This is Amber's Story.
I first noticed symptoms of endometriosis when I was a teenager. The pain during my periods was excruciating and far beyond what I had been told was “normal.” Over time, the symptoms grew worse, affecting not only my physical health but also my emotional well-being and daily life.
Despite the severity of my symptoms, it took me several years to seek medical attention. At first, I was dismissed or told that painful periods were "just part of being a woman". It was only when the symptoms began to interfere significantly with my ability to work, study, and maintain relationships that I pushed for answers.

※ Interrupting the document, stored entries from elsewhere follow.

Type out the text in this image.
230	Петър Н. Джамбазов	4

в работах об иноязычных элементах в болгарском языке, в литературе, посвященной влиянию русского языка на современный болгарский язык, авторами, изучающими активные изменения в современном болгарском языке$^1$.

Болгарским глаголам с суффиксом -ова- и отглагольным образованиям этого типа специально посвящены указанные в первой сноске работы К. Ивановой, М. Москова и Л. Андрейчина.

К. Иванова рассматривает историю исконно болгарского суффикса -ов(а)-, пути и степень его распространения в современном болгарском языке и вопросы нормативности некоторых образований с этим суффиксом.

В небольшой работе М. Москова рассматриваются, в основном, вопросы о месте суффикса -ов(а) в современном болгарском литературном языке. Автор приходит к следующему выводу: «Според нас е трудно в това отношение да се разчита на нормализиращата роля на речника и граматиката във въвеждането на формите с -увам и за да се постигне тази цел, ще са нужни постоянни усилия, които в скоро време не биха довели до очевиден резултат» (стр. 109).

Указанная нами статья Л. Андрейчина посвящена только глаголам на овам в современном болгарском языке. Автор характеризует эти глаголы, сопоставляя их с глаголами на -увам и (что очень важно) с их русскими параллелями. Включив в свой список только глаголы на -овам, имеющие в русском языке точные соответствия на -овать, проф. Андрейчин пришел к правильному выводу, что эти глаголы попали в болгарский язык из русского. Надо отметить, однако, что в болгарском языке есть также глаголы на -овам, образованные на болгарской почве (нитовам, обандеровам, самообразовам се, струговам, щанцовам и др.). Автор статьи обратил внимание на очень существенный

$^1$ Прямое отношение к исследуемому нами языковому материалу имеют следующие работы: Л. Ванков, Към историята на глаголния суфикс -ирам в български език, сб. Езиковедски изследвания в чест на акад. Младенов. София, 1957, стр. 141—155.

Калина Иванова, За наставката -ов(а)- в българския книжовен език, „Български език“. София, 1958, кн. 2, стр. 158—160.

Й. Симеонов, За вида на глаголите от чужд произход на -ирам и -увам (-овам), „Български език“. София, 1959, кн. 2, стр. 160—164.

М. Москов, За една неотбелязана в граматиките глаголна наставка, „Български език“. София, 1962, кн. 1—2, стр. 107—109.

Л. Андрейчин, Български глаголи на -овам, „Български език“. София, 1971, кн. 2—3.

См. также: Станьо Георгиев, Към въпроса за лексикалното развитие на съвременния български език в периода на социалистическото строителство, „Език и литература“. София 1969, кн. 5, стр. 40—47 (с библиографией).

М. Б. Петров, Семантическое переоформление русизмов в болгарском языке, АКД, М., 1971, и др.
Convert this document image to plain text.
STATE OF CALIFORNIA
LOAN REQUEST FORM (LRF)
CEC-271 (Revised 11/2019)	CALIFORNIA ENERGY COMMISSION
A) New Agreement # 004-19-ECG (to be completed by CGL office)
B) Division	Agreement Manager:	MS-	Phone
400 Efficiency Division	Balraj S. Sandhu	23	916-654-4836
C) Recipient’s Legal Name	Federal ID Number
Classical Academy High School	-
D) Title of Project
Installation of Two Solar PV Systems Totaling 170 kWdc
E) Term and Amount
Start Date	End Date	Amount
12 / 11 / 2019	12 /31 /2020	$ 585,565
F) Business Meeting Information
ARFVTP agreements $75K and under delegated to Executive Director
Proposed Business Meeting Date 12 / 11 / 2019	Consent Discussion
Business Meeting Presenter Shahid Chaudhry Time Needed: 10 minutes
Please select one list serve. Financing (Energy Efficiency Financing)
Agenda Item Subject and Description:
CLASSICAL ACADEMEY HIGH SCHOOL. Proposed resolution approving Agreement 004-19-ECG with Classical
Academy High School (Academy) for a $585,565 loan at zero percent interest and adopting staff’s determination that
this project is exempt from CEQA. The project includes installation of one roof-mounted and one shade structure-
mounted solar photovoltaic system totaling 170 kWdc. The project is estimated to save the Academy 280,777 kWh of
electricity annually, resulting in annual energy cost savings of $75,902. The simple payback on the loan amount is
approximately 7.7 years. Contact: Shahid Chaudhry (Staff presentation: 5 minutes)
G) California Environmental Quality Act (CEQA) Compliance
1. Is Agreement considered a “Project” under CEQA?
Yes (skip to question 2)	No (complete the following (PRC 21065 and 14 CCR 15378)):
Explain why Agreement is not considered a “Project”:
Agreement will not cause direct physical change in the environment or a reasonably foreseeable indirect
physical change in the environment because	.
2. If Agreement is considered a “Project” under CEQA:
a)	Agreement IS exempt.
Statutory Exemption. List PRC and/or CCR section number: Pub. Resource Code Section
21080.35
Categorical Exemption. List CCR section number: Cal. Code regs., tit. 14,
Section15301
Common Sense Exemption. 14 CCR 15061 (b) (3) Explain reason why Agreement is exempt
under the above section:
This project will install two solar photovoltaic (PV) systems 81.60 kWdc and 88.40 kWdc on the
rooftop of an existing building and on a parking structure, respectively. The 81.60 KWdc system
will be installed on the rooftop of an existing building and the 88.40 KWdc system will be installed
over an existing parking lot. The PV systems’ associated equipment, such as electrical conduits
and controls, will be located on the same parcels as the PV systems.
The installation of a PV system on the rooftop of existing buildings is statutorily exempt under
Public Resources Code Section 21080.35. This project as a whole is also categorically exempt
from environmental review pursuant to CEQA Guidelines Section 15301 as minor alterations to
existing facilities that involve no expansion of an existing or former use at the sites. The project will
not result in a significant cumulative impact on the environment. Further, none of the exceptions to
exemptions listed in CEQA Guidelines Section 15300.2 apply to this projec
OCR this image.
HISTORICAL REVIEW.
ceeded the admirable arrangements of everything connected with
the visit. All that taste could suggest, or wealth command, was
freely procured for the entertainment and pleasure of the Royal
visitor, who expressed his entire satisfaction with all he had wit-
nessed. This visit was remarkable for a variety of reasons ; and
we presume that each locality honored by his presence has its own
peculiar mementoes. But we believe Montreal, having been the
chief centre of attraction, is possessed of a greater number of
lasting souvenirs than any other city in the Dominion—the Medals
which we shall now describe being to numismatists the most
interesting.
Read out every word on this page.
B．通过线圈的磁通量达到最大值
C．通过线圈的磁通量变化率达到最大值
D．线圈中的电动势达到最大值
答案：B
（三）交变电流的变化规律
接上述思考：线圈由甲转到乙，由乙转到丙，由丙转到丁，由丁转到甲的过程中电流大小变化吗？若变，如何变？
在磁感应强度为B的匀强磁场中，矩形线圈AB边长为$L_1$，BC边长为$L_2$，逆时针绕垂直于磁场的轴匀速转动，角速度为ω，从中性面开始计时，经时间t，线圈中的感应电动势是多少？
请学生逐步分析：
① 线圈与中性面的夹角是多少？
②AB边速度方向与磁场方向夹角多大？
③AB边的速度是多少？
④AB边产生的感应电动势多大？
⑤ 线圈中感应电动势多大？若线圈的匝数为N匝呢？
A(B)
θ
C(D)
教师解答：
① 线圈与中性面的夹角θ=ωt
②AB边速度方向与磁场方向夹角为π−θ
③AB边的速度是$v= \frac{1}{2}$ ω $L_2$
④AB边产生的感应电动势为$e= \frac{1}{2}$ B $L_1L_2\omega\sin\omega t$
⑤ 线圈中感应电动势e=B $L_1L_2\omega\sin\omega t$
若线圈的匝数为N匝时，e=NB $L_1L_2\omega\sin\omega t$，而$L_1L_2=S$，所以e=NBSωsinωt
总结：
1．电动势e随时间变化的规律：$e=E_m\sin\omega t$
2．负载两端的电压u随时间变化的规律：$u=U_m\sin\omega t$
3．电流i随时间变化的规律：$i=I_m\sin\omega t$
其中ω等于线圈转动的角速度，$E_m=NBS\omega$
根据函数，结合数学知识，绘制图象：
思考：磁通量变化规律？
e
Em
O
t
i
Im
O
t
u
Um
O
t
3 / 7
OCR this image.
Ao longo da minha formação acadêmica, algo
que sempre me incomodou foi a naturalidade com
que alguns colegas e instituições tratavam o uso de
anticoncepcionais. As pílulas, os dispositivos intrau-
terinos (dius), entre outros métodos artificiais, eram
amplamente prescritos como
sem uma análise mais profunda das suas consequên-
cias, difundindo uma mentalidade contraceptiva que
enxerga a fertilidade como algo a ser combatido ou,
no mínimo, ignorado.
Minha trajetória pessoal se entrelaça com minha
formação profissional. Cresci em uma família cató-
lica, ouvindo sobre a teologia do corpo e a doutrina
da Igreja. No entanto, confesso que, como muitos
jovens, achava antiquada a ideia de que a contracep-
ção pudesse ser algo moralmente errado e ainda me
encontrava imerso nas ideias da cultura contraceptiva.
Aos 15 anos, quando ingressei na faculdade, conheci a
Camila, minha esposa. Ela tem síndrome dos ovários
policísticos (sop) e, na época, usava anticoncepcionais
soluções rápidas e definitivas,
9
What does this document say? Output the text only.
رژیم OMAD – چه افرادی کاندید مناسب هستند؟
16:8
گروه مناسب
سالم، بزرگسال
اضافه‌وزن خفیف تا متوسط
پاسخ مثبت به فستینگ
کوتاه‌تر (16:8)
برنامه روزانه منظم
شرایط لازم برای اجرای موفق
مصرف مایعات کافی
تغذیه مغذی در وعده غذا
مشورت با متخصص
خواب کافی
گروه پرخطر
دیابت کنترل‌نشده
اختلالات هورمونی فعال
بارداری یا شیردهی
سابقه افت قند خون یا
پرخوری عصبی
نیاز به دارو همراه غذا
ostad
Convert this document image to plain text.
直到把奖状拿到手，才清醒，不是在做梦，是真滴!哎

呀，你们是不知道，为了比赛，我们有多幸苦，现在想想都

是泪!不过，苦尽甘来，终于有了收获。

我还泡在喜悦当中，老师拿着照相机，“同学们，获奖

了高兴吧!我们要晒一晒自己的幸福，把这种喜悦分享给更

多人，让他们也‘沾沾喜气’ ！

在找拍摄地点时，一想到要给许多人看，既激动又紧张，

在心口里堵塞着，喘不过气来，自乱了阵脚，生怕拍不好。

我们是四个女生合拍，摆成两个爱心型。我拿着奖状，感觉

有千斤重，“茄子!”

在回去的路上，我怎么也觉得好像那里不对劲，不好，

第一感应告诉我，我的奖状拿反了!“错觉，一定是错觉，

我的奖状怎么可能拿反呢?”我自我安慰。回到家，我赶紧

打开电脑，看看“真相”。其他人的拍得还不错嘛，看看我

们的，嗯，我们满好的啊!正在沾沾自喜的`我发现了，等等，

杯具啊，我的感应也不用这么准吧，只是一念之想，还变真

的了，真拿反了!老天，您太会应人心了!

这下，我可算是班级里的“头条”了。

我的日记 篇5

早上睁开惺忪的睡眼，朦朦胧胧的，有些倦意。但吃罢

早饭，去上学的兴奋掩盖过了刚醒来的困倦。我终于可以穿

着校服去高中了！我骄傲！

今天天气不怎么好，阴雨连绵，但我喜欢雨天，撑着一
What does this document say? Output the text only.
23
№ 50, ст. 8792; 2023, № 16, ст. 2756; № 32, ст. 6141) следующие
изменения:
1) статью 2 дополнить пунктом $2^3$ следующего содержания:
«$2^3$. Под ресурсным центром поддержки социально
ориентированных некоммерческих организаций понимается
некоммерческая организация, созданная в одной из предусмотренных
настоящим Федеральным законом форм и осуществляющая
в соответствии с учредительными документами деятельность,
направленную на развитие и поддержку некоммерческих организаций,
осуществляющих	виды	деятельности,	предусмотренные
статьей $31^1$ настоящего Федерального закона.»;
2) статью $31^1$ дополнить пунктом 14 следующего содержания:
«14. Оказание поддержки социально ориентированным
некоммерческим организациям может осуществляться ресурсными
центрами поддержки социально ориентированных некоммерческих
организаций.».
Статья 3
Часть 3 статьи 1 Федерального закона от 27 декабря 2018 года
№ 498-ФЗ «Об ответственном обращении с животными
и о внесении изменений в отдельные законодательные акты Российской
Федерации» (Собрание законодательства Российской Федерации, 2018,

Even after seeking medical attention, it took a staggering 10 years to finally receive a diagnosis. The journey was exhausting and often felt like an uphill battle. I went through countless doctors’ appointments, inconclusive tests, and misdiagnoses. I was often made to feel like the pain was “in my head,” which made an already isolating experience even more difficult.
When I was finally diagnosed with endometriosis, I also found out I had adenomyosis. I felt a mix of relief and frustration—relief that I finally had an explanation for everything I had endured, but frustration at how long it had taken and how much I had suffered in the meantime.
My experiences with medical practitioners have been varied. While some have been empathetic and supportive, others lacked understanding or dismissed my symptoms. This inconsistency highlighted how little awareness and education about endometriosis exists, even among healthcare professionals.
I discovered Endometriosis UK while searching for resources and support online. The organisation has been a lifeline, providing information, community, and advocacy that have helped me feel less alone in my journey. Their work has given me the tools to advocate for myself and connect with others who truly understand what it’s like to live with endometriosis.